A
Rede Brasil sobre Instituições Financeiras
Multilaterais enviou várias solicitações de
posicionamento sobre o vazamento de água da Usina Hidrelétrica
de Campos Novos, no Estado de Santa Catarina, ao Banco Interamericano
de Desenvolvimento (BID) e ao Banco Nacional de Desenvolvimento
Econômico e Social (BNDES). O BNDES não enviou resposta
às enumeras solicitações da Rede Brasil. O BID
por sua vez, enviou uma
carta negando os impactos negativos à população
ou ao meio ambiente. A resposta do BID não condiz com a
realidade dos acontecimentos e nem com um comportamento socialmente
responsável e transparente que
a sociedade civil espera de um instituição
multilateral. Famílias que habitam a região
foram retiradas do local que foi inundado. Além do impacto na
população, o esvaziamento do lago vai prejudicar também
a vida aquática e da flora do local, atingindo o meio
ambiente.
A
sociedade civil exige respostas transparentes, providências e
diálogo principalmente com àqueles que são
atingidos diretamente pela construção das usinas. A
omissão dos acontecimentos pelos bancos financiadores, pelas
agências fiscalizadoras e pelas empresas responsáveis
pela construção da obra, encobrindo cada vez mais os
problemas e impactos socioambientais que é gerado pela
construção dessas usinas é irresponsável
e inaceitável. Os financiadores esquivam-se na hora de
assumir responsabilidades em financiarem obras de grande impacto
socioambiental e se perdem nas respostas solicitadas pelas
organizações da sociedade civil quanto à
acontecimentos catastrófico como o da Usina de Campos Novos.

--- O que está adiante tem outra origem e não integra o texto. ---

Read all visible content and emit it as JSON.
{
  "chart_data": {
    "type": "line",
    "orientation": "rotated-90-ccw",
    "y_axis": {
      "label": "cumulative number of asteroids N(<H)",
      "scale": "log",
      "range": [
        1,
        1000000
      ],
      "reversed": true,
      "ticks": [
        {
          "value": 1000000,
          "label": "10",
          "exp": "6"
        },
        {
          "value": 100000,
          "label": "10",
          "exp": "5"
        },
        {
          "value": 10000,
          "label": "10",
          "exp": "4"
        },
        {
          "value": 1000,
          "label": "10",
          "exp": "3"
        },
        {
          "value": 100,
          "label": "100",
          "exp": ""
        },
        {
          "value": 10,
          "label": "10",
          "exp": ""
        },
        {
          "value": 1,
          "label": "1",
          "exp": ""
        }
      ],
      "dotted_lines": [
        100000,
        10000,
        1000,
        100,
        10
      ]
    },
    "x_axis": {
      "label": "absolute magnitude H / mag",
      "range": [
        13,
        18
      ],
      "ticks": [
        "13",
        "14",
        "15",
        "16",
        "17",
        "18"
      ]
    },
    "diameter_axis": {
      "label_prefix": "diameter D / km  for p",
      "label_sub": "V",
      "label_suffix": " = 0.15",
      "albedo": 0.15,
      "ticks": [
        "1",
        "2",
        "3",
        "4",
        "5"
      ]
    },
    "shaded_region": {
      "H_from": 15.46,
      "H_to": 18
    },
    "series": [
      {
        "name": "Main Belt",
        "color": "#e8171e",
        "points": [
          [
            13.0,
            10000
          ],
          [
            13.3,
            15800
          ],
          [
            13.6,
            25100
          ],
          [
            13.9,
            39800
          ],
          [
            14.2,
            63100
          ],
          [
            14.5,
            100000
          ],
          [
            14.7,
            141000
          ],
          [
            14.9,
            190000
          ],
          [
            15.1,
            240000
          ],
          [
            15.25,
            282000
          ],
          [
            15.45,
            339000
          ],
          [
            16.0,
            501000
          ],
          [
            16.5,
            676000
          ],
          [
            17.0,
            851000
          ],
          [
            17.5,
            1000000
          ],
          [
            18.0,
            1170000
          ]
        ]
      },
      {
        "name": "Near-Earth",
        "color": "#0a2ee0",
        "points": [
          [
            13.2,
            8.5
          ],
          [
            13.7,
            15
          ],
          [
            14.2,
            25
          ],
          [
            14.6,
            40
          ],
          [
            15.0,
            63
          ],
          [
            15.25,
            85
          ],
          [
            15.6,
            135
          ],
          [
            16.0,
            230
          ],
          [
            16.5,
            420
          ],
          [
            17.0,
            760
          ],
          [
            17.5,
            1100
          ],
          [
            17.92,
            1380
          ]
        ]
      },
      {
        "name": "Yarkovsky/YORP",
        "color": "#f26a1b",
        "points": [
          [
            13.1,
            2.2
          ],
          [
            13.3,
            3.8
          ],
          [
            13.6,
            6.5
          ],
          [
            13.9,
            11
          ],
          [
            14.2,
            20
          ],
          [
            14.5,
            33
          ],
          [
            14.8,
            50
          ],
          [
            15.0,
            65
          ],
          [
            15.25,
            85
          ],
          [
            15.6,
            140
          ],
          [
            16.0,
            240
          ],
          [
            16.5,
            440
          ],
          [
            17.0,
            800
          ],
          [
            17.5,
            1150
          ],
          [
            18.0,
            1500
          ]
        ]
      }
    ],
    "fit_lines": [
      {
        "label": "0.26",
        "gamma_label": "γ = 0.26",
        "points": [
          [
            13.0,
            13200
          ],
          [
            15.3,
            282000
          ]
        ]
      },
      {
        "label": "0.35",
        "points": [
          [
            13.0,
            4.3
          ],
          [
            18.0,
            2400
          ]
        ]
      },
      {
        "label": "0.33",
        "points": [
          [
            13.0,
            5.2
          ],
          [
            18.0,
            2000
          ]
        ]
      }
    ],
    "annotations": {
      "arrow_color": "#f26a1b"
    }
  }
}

Nesse caso, como em muitos
outros, o BID transferiu toda a responsabilidade para as empresas
construtoras da obra, assumindo o discurso do seu “cliente” e não
atendeu as demandas da sociedade civil.
Desde
o início do projeto, a Usina vem sendo alvo de críticas
por parte da sociedade civil. Aproximadamente 300 famílias
foram expulsas sem nenhum direito reconhecido. Estudo, realizado pela
Fundação do Meio Ambiente do Estado de Santa Catarina
(Fatma), órgão licenciador da barragem, reconhece o
direito de mais de 90% dessas famílias.
Apesar do estudo comprovando a legitimidade das famílias, o Consórcio (o qual fazem parte a Companhia Paulista de Força e Luz, que tem como acionistas o grupo VBC Votorantin, Banco Bradesco e Camargo Correa e a Companhia Brasileira de Alumínio) continua negando os direitos dos atingidos.
Entre
as denúncias feitas pelo Movimento dos Atingidos por Barragens
(MAB) está a prisão de dez lideranças do
movimento que já formalizou junto à Comissão
Interamericana de Direitos Humanos da Organização dos
Estados Americanos (OEA), uma denúncia de violação
aos direitos humanos dos atingidos por esta barragem.
Os
atingidos denunciaram ainda irregularidades na construção
da usina como o fechamento das comportas sem autorização
da Fatma, início de enchimento do lago durante a noite, sem
aviso à população - o que é proibido por
lei - e o fechamento da barragem a resolução dos
problemas socioambientais. 1,47 bilhão de metros cúbicos
de água vazaram sem controle. O que evitou uma tragédia
foi o fato da água vazar aos poucos pelo túnel, e as
barragens de Machadinho e Itá estarem baixas devido à
seca.
São responsáveis sobre as consequências de tais obras, tanto os que constroem, quanto os que financiam. Como continuar financiando essas mesmas empresas na construção de outras hidrelétricas? Como continuar apoiando projetos que causam impactos socioambientais irrecuperáveis, que em muitos casos não são economicamente viáveis beneficiando apenas empresas eletrointensivas e grandes construtoras, e que não consideram alternativas energéticas mais sustentáveis? Isso o BID não respondeu!